Normal sezona oldukça iyi başlayan Galatasaray, Beşiktaş mağlubiyeti ile başlayan süreç sonrasında Fenerbahçe Ülker maçının öncesinde Murat Özyer ile yollarını ayırmış, yerine uzun zamandan beri koçluk yapmayan Teknik Danışman sıfatı ile kulüpte bulunan Koray Mincinozlu'yu takımın başına getirmişti. Koray hoca ile başlayan süreç sakatlıklara rağmen iyi gitmiş ve takım uzun süre ligi Efes Pilsen'in arkasından 2. götürmüştü. Fakat ne olduysa yapılan transferlerden sonra olmuştu. Hosley ve Tolliver'ın gelişinden sonra rotasyonda değişiklikler oldu. Takım içinde huzursuzluklar çıktı, bazı yerli oyuncular Koray Hoca'ya karşı tavır aldılar, savunmada aksaklıklar baş gösterdi, bunun yanında Koray Hoca'nın da süreci iyi bir şekilde yönetememesi, belki de uzun süre koçluk yapmamaktan olsa gerek bazı meziyetlerinin körelmesi nedeniyle kadroda tutarsızlıklar ve maç içindeki taktiksel hatalar nedeni ile takımın kötü gidişine dur denilemedi. Dar rotasyonla bile iyi işler yapan kadroda alternatiflerin artmasına rağmen bir türlü o iç denge kurulamamıştı. Bu düşüşün sonucunda da lig 4. bitirildi. Play-Off'lara girerken takımda birkaç sevindirici gelişme de olmadı değil. Uzun süreden beri sakatlığıyla boğuşan Tufan Ersöz takıma geri döndü. Tufan henüz tam hazır değil ancak onun gelişinin takıma etkisi elbette olumlu olacaktır. Kadro kalitesi itibari ile Galatasaray, Beşiktaş'ın önünde bir takım. ancak bazı sorunları aşmaları gerekli. Takım gerekli uyumu ve iç dengeyi yakaladığı takdirde daha üst seviyelere oynayabilecek düzeye gelecektir. Ancak bu şimdilik zor gözüküyor. Bu seride ise Beşiktaş'ı geçeceğimizi düşünüyorum. Tabi Koray Hoca'nın artık bazı şeyleri oturtması da gerekli. Sezon içinde takımın en istikrarlı oyuncusu olan Graves'in süreleri iyi ayarlşanmalı ve hakkı verilmeli, birkaç maç ilk beş başlayan oyunculara sonradan süre verilmemezlik yapılmamalı... Bunun gibi liste uzar gider.

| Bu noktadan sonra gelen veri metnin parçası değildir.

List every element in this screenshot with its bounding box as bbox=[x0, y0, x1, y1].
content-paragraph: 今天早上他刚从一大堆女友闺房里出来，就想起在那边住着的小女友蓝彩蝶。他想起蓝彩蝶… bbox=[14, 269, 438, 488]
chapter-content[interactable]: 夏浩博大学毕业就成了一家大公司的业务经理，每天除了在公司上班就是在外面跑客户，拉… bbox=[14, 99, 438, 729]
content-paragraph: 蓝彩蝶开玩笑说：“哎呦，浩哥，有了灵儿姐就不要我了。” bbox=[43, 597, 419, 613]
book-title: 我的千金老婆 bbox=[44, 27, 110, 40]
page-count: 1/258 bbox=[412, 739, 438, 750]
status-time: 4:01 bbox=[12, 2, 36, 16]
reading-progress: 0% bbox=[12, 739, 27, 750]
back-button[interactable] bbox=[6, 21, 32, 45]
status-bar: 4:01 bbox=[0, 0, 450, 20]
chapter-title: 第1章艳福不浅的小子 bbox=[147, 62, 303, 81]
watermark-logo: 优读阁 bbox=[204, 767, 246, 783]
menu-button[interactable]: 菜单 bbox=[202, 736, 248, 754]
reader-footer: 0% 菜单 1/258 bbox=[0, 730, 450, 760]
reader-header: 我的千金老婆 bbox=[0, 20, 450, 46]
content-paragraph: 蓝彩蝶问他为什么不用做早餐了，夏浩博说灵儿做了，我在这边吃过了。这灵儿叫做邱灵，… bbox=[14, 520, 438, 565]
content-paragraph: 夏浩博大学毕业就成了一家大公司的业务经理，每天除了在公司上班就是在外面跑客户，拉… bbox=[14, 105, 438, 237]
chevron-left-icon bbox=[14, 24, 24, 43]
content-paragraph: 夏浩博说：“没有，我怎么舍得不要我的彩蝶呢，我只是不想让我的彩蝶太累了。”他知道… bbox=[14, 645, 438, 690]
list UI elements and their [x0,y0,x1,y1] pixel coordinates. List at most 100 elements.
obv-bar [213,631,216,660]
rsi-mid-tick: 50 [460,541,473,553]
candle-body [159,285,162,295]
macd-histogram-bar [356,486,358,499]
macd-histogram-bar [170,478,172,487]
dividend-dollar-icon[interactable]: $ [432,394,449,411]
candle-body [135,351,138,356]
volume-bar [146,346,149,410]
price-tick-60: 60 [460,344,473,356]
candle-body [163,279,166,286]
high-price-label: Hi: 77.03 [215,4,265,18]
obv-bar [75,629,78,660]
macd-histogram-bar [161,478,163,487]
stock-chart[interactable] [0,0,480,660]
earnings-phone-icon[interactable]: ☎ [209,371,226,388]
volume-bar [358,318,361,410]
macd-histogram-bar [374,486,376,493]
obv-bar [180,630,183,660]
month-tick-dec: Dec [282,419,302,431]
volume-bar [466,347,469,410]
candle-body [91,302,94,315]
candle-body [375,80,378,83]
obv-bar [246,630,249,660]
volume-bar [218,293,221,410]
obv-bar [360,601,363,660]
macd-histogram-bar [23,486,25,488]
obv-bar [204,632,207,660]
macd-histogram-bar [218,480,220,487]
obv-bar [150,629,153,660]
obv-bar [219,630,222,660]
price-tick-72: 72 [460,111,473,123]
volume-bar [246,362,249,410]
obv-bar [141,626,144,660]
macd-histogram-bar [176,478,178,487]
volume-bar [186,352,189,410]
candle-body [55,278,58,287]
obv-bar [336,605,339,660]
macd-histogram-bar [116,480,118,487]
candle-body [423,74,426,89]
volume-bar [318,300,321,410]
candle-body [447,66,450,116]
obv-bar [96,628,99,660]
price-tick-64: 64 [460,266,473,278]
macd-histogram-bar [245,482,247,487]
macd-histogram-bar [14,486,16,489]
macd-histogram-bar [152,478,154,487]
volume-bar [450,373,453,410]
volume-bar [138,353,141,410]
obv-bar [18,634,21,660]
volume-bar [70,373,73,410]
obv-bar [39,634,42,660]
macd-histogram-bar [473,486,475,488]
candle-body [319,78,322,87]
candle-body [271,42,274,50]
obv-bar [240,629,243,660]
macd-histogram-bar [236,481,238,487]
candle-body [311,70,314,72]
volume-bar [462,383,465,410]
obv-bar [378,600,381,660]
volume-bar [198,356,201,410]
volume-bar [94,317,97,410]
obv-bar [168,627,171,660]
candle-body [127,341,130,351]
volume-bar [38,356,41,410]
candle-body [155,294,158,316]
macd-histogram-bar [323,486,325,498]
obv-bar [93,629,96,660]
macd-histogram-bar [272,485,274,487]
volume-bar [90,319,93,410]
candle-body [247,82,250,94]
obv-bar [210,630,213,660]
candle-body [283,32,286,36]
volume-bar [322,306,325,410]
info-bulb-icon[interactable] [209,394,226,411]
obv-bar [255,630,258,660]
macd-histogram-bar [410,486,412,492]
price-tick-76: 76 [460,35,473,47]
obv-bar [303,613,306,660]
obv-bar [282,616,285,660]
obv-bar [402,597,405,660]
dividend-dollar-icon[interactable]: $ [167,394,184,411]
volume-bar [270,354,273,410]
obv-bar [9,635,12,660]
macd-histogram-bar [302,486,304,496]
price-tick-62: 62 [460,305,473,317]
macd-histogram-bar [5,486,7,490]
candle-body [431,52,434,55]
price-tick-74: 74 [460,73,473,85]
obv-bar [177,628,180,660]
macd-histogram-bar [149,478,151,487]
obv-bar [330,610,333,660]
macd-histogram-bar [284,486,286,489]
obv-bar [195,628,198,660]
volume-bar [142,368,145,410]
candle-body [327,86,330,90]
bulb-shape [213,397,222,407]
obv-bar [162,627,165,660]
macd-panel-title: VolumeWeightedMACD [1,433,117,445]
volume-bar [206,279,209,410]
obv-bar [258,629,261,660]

Beşiktaş ise sezona tam tersine çalkantılarla, kötü bir biçimde başladı. Uzun süre tökezlediler daha sonra iyi bir ivme yakaladılar ve ligi 5. sırada bitirdiler. Onlar da sezon içinde koç değişikliği yaptılar. Sezona başladıkları Hakan Demir'i gönderdiler. Şu anda takımın başında Burak Bıyıktay var. Kadro kalitesi itibari ile Galataray'ın gerisindeler ancak ritmlerini bulduklarında önemli işler yapabilirler.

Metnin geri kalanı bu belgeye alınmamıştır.